Thursday 25 September 2008

Initial Thoughts

My Initial Thoughts on Thrillers
Many thrillers turn out to be great box office hits including: The Godfather 1, 2 and 3, Fight Club, Leon, Alien, Terminator 2, The usual Suspects and very recently The Dark Knight. What makes a thriller is its thriller signifiers.

In the plot and Narrative the signifiers would be mystery and intrigue, with a twisting, spiralling, turning narrative which is often symbolised by spiral staircases and long chases from pursuers.

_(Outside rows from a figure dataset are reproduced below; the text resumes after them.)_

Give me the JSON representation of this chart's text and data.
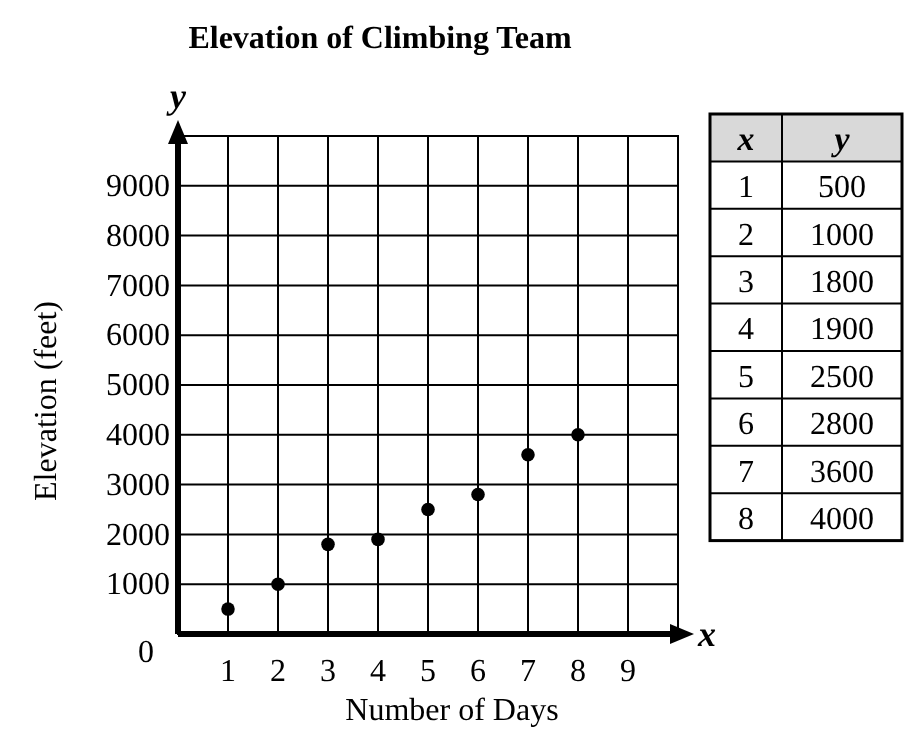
{
  "chart_data": [
    {
      "type": "scatter",
      "title": "Elevation of Climbing Team",
      "xlabel": "Number of Days",
      "ylabel": "Elevation (feet)",
      "annotations": [
        "x",
        "y"
      ],
      "x": [
        1,
        2,
        3,
        4,
        5,
        6,
        7,
        8
      ],
      "values": [
        500,
        1000,
        1800,
        1900,
        2500,
        2800,
        3600,
        4000
      ],
      "color": "#000000",
      "marker": "circle",
      "grid": true,
      "xlim": [
        0,
        10
      ],
      "xticks": [
        1,
        2,
        3,
        4,
        5,
        6,
        7,
        8,
        9
      ],
      "ylim": [
        0,
        10000
      ],
      "yticks": [
        0,
        1000,
        2000,
        3000,
        4000,
        5000,
        6000,
        7000,
        8000,
        9000
      ]
    },
    {
      "type": "heatmap",
      "ylabel": "x",
      "categories": [
        "y"
      ],
      "data_labels": true,
      "y_categories": [
        "1",
        "2",
        "3",
        "4",
        "5",
        "6",
        "7",
        "8"
      ],
      "cells": [
        [
          500
        ],
        [
          1000
        ],
        [
          1800
        ],
        [
          1900
        ],
        [
          2500
        ],
        [
          2800
        ],
        [
          3600
        ],
        [
          4000
        ]
      ]
    }
  ]
}
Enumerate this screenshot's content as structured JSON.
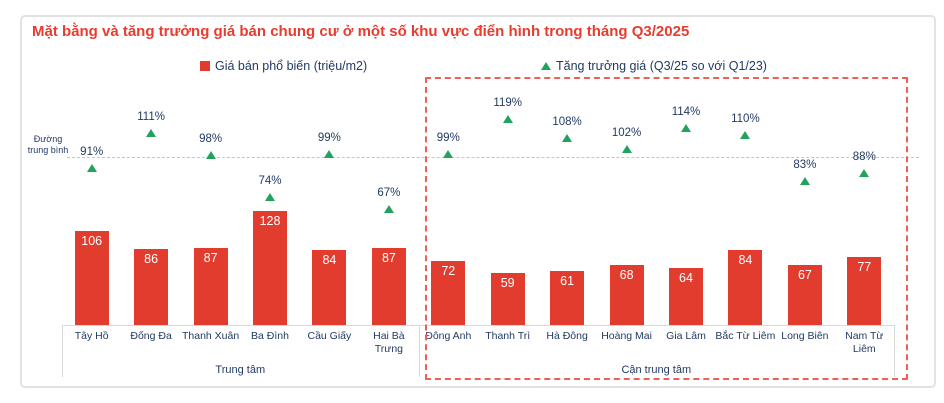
{
  "title": "Mặt bằng và tăng trưởng giá bán chung cư ở một số khu vực điển hình trong tháng Q3/2025",
  "legend": {
    "price_label": "Giá bán phổ biến (triệu/m2)",
    "growth_label": "Tăng trưởng giá (Q3/25 so với Q1/23)"
  },
  "average_line": {
    "label": "Đường trung bình",
    "value_pct": 97
  },
  "colors": {
    "title_red": "#e73c2e",
    "bar_red": "#e23c2e",
    "growth_green": "#21a35d",
    "text_navy": "#223a63",
    "grid_gray": "#d9d9d9",
    "dashed_box_red": "#ec6055"
  },
  "chart_data": {
    "type": "bar",
    "title": "Mặt bằng và tăng trưởng giá bán chung cư ở một số khu vực điển hình trong tháng Q3/2025",
    "categories": [
      "Tây Hồ",
      "Đống Đa",
      "Thanh Xuân",
      "Ba Đình",
      "Cầu Giấy",
      "Hai Bà Trưng",
      "Đông Anh",
      "Thanh Trì",
      "Hà Đông",
      "Hoàng Mai",
      "Gia Lâm",
      "Bắc Từ Liêm",
      "Long Biên",
      "Nam Từ Liêm"
    ],
    "series": [
      {
        "name": "Giá bán phổ biến (triệu/m2)",
        "type": "bar",
        "unit": "triệu/m2",
        "values": [
          106,
          86,
          87,
          128,
          84,
          87,
          72,
          59,
          61,
          68,
          64,
          84,
          67,
          77
        ]
      },
      {
        "name": "Tăng trưởng giá (Q3/25 so với Q1/23)",
        "type": "scatter",
        "marker": "triangle",
        "unit": "%",
        "values": [
          91,
          111,
          98,
          74,
          99,
          67,
          99,
          119,
          108,
          102,
          114,
          110,
          83,
          88
        ]
      }
    ],
    "groups": [
      {
        "label": "Trung tâm",
        "span": [
          0,
          5
        ],
        "highlighted": false
      },
      {
        "label": "Cận trung tâm",
        "span": [
          6,
          13
        ],
        "highlighted": true
      }
    ],
    "average_line_pct": 97,
    "legend_position": "top",
    "grid": false
  }
}
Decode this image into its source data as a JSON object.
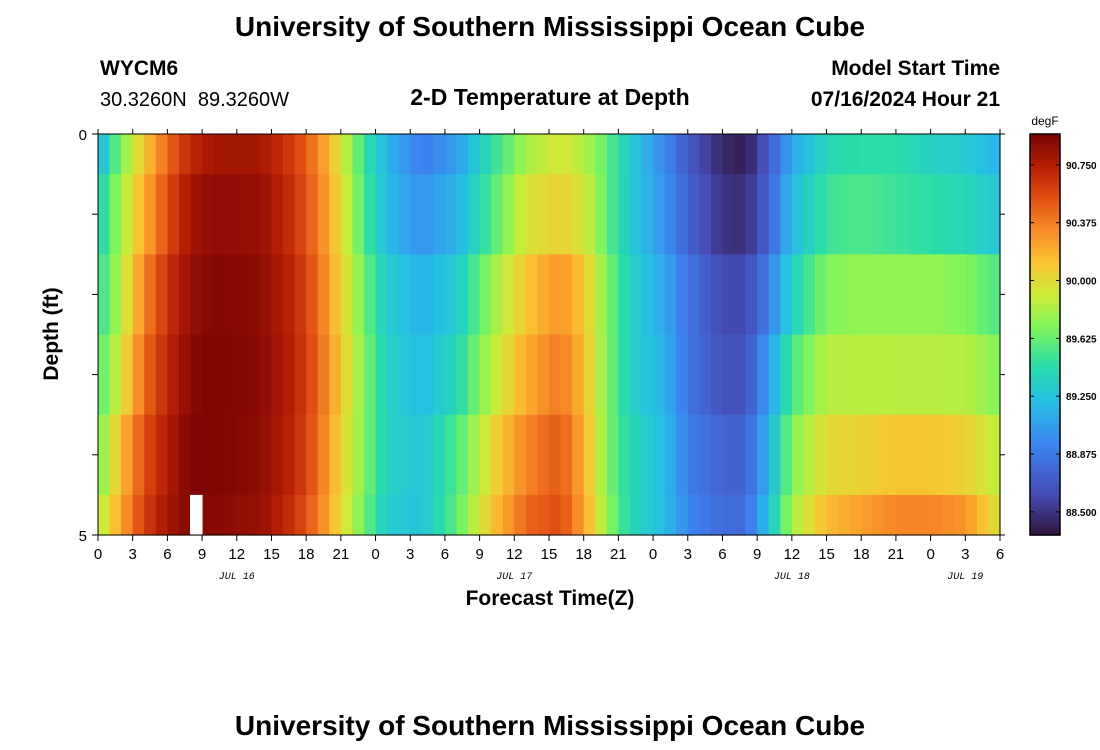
{
  "header": {
    "title": "University of Southern Mississippi Ocean Cube",
    "station": "WYCM6",
    "coords": "30.3260N  89.3260W",
    "subtitle": "2-D Temperature at Depth",
    "model_start_label": "Model Start Time",
    "model_start_value": "07/16/2024 Hour 21"
  },
  "footer": {
    "title": "University of Southern Mississippi Ocean Cube"
  },
  "chart_data": {
    "type": "heatmap",
    "title": "2-D Temperature at Depth",
    "xlabel": "Forecast Time(Z)",
    "ylabel": "Depth (ft)",
    "x_tick_labels": [
      "0",
      "3",
      "6",
      "9",
      "12",
      "15",
      "18",
      "21",
      "0",
      "3",
      "6",
      "9",
      "12",
      "15",
      "18",
      "21",
      "0",
      "3",
      "6",
      "9",
      "12",
      "15",
      "18",
      "21",
      "0",
      "3",
      "6"
    ],
    "day_labels": [
      {
        "label": "JUL 16",
        "hour_index": 12
      },
      {
        "label": "JUL 17",
        "hour_index": 36
      },
      {
        "label": "JUL 18",
        "hour_index": 60
      },
      {
        "label": "JUL 19",
        "hour_index": 75
      }
    ],
    "x_range_hours": [
      0,
      78
    ],
    "y_tick_labels": [
      "0",
      "5"
    ],
    "y_range_ft": [
      0,
      5
    ],
    "depth_layers_ft": [
      [
        0,
        0.5
      ],
      [
        0.5,
        1.5
      ],
      [
        1.5,
        2.5
      ],
      [
        2.5,
        3.5
      ],
      [
        3.5,
        4.5
      ],
      [
        4.5,
        5
      ]
    ],
    "colorbar": {
      "unit": "degF",
      "range": [
        88.35,
        90.95
      ],
      "ticks": [
        "90.750",
        "90.375",
        "90.000",
        "89.625",
        "89.250",
        "88.875",
        "88.500"
      ]
    },
    "missing_marker": {
      "hour": 8,
      "depth_ft": [
        4.5,
        5
      ]
    },
    "profile_keyframes": [
      {
        "hour": 0,
        "values": [
          89.15,
          89.35,
          89.45,
          89.55,
          89.65,
          89.8
        ]
      },
      {
        "hour": 2,
        "values": [
          89.7,
          89.8,
          89.85,
          89.95,
          90.15,
          90.25
        ]
      },
      {
        "hour": 4,
        "values": [
          90.1,
          90.2,
          90.35,
          90.45,
          90.55,
          90.6
        ]
      },
      {
        "hour": 6,
        "values": [
          90.45,
          90.55,
          90.65,
          90.7,
          90.75,
          90.8
        ]
      },
      {
        "hour": 8,
        "values": [
          90.7,
          90.8,
          90.85,
          90.9,
          90.93,
          90.93
        ]
      },
      {
        "hour": 10,
        "values": [
          90.8,
          90.88,
          90.92,
          90.93,
          90.93,
          90.9
        ]
      },
      {
        "hour": 14,
        "values": [
          90.8,
          90.85,
          90.88,
          90.9,
          90.88,
          90.85
        ]
      },
      {
        "hour": 17,
        "values": [
          90.6,
          90.65,
          90.7,
          90.72,
          90.7,
          90.65
        ]
      },
      {
        "hour": 19,
        "values": [
          90.35,
          90.4,
          90.45,
          90.48,
          90.45,
          90.4
        ]
      },
      {
        "hour": 21,
        "values": [
          89.95,
          90.0,
          90.05,
          90.1,
          90.05,
          90.0
        ]
      },
      {
        "hour": 23,
        "values": [
          89.5,
          89.55,
          89.65,
          89.7,
          89.7,
          89.65
        ]
      },
      {
        "hour": 25,
        "values": [
          89.15,
          89.2,
          89.3,
          89.35,
          89.35,
          89.3
        ]
      },
      {
        "hour": 28,
        "values": [
          88.9,
          89.0,
          89.15,
          89.2,
          89.25,
          89.25
        ]
      },
      {
        "hour": 31,
        "values": [
          89.05,
          89.15,
          89.3,
          89.4,
          89.55,
          89.6
        ]
      },
      {
        "hour": 34,
        "values": [
          89.45,
          89.55,
          89.75,
          89.85,
          90.0,
          90.1
        ]
      },
      {
        "hour": 37,
        "values": [
          89.8,
          89.95,
          90.1,
          90.2,
          90.35,
          90.45
        ]
      },
      {
        "hour": 40,
        "values": [
          89.95,
          90.05,
          90.3,
          90.4,
          90.5,
          90.55
        ]
      },
      {
        "hour": 42,
        "values": [
          89.85,
          89.95,
          90.1,
          90.15,
          90.2,
          90.25
        ]
      },
      {
        "hour": 44,
        "values": [
          89.6,
          89.6,
          89.7,
          89.7,
          89.7,
          89.75
        ]
      },
      {
        "hour": 46,
        "values": [
          89.3,
          89.3,
          89.35,
          89.35,
          89.4,
          89.4
        ]
      },
      {
        "hour": 49,
        "values": [
          88.95,
          89.0,
          89.1,
          89.15,
          89.2,
          89.2
        ]
      },
      {
        "hour": 51,
        "values": [
          88.7,
          88.75,
          88.85,
          88.85,
          88.9,
          88.95
        ]
      },
      {
        "hour": 54,
        "values": [
          88.45,
          88.5,
          88.6,
          88.65,
          88.75,
          88.8
        ]
      },
      {
        "hour": 56,
        "values": [
          88.4,
          88.48,
          88.6,
          88.65,
          88.75,
          88.8
        ]
      },
      {
        "hour": 58,
        "values": [
          88.7,
          88.75,
          88.9,
          89.05,
          89.15,
          89.25
        ]
      },
      {
        "hour": 60,
        "values": [
          89.1,
          89.2,
          89.35,
          89.55,
          89.7,
          89.8
        ]
      },
      {
        "hour": 63,
        "values": [
          89.4,
          89.5,
          89.7,
          89.85,
          90.0,
          90.15
        ]
      },
      {
        "hour": 66,
        "values": [
          89.45,
          89.55,
          89.75,
          89.85,
          90.05,
          90.25
        ]
      },
      {
        "hour": 69,
        "values": [
          89.45,
          89.5,
          89.75,
          89.85,
          90.1,
          90.35
        ]
      },
      {
        "hour": 72,
        "values": [
          89.35,
          89.45,
          89.75,
          89.85,
          90.1,
          90.35
        ]
      },
      {
        "hour": 75,
        "values": [
          89.3,
          89.4,
          89.7,
          89.85,
          90.05,
          90.3
        ]
      },
      {
        "hour": 78,
        "values": [
          89.15,
          89.25,
          89.55,
          89.7,
          89.85,
          89.95
        ]
      }
    ]
  }
}
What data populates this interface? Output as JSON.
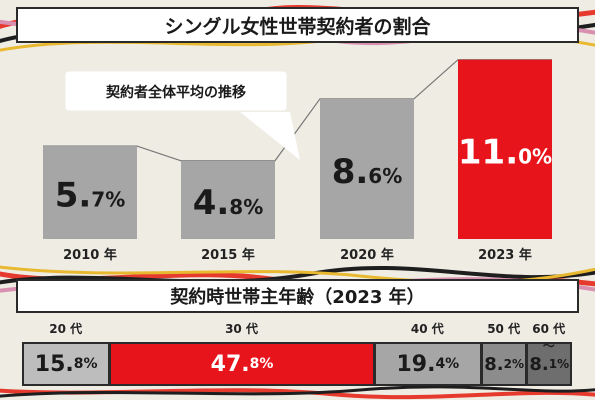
{
  "chart_data": [
    {
      "type": "bar",
      "title": "シングル女性世帯契約者の割合",
      "categories": [
        "2010 年",
        "2015 年",
        "2020 年",
        "2023 年"
      ],
      "values": [
        5.7,
        4.8,
        8.6,
        11.0
      ],
      "value_labels": [
        {
          "int": "5.",
          "dec": "7%"
        },
        {
          "int": "4.",
          "dec": "8%"
        },
        {
          "int": "8.",
          "dec": "6%"
        },
        {
          "int": "11.",
          "dec": "0%"
        }
      ],
      "annotation": "契約者全体平均の推移",
      "highlight_index": 3,
      "colors": {
        "normal": "#a6a6a6",
        "highlight": "#e8141c"
      }
    },
    {
      "type": "bar",
      "stacked": true,
      "title": "契約時世帯主年齢（2023 年）",
      "categories": [
        "20 代",
        "30 代",
        "40 代",
        "50 代",
        "60 代～"
      ],
      "values": [
        15.8,
        47.8,
        19.4,
        8.2,
        8.1
      ],
      "value_labels": [
        {
          "int": "15.",
          "dec": "8%"
        },
        {
          "int": "47.",
          "dec": "8%"
        },
        {
          "int": "19.",
          "dec": "4%"
        },
        {
          "int": "8.",
          "dec": "2%"
        },
        {
          "int": "8.",
          "dec": "1%"
        }
      ],
      "colors": [
        "#bdbdbd",
        "#e8141c",
        "#a6a6a6",
        "#8c8c8c",
        "#6e6e6e"
      ]
    }
  ]
}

On top of this thrillers are often narrated by a male protagonist for example in Blade Runner.
The tone and atmosphere of thrillers often feels sinister, threatening and claustrophobic with small enclosed spaces like elevators and long thin passageways, like in 'The Panic Room' starring Jodie Foster and Forest Whitaker. In addition to this a sense of sleaze and sex is often apparent especially as there is normally a femme fatales depicting that a woman's sexuality is dangerous and destructive along with showing women as sex objects!
In describing a thriller you have to mention the settings that they take place in and many if not all of the following appear in every single thriller film: bleak rain lashed urban streets with large imposing shadows in the day and very dark nights often lit by a single street lamp or the moon (this is where Chiaroscuro lighting comes into effect contrasting the dark shadows with the bright light). Inside scenes utilize slanting light and slatted blinds that create dark shadows across an entire room/faces. As i have mentioned before staircases and enclosed spaces are also widely used to emphasize how trapped a character is and how claustrophobic, scared and panicky someone is.
The characters exhibit many different traits that also signify a thriller, like femme fatales (Uma Thurman in Kill Bill), hard boiled detectives (Jack Nicholson, as J.J. Gittes, in Chinatown), flawed heroes (Mickey Rourke in Sin City), a male lead (Gabriel Byrne in 'Millers Crossing'), women as sex objects (Jessica Alba in Sin City), and police.
Common themes in Thrillers include corruption, mystery, deceit, sexuality and moral ambiguity. However a thriller wouldn't be a thriller without the tilted camera angles utilizing vanishing points to create suspense and mystery! All of which are exhibited in the film 'Vertigo' by Alfred Hitchcock and in fact most of Alfred Hitchcock's films exhibit all of these themes, that is because Alfred Hitchcock is the king of thriller!